Arnold
Arnold

Reputation: 495

single folder or many folders for storing 8 million images of hundreds of stores?

I am developing a price comparison site with hundreds of stores and thousands of product images for each store.

In total there are 8 million images.

Each image has this file name format: StoreID-productID.jpg

Each image size is less than 10KB. average 7KB.

The site is developed with php and mysql.

I have linux dedicated server.

I have a lot of disk space. so, that is not an issue.

My questions are:

  1. Should I keep all the images of all the stores in a single folder?

So, 8 million images will be in a single folder.

Will it effect efficiency in retrieving them?

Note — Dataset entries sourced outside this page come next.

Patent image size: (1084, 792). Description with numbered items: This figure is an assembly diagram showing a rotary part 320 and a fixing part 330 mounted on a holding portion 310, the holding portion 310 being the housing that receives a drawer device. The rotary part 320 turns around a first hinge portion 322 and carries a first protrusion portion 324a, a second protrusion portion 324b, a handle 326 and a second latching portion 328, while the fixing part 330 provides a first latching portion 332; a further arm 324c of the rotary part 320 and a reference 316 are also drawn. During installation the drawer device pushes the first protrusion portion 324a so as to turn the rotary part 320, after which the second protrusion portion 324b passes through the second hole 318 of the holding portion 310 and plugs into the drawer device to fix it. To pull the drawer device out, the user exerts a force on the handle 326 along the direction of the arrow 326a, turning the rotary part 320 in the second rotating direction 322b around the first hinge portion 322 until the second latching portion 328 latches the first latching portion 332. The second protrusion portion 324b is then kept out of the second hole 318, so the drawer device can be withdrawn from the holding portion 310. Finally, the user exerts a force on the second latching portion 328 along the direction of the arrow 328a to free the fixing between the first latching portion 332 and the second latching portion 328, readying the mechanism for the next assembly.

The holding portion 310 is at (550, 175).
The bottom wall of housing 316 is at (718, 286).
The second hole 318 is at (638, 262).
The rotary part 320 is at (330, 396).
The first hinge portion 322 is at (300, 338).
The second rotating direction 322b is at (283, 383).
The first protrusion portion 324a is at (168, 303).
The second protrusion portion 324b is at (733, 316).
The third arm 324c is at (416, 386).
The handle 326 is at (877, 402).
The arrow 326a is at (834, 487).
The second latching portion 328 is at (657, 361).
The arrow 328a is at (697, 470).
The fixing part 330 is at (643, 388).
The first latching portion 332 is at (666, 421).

At present I am using this method and would like to know if there are any disadvantages of this method.

  1. Should I keep a folder for each store and keep the images of that store in that folder?

like:

images/storeID1/
images/storeID2/
....

Please suggest. Thank you

Upvotes: 3

Views: 2370

Answers (2)

akatakritos
akatakritos

Reputation: 9858

Depends on the file system you are using. (EXT3, NTFS, FAT, etc).

Each will have different folder size limits and performance characteristics.

For 8 million files t will be safest to separate as many folders as you can. Then you have the option to make them different physical drives if you run into scaling issues.

If you're on Linux, its easy to mount another drive right among your existing folder structure. You could alternatively use a symbolic link.

images/Store1/FILES...
images/Store2 ---> /mount/SDA01/Store2/ (symbolic link to a separate drive)

Limits

See this SuperUser question for more detail about different File System limits: https://superuser.com/questions/446282/max-files-per-directory-on-ntfs-vol-vs-fat32

Note these are the absolute limits of what the system can handle. Performance at the upper bound of those limits will definitely suffer.

Upvotes: 4

EmmanuelG
EmmanuelG

Reputation: 1051

On one of my recent projects I had to store a large number of images as they came in over time. We decided that the best thing to do would be to seperate them into numbered directories with a set number of images in each directory. Our database would store the file name, directory, foreign key of the item it was associated with, a flag to allow us to disable it without needig to go and delete stuff, and the date it was downloaded. It's worked great since.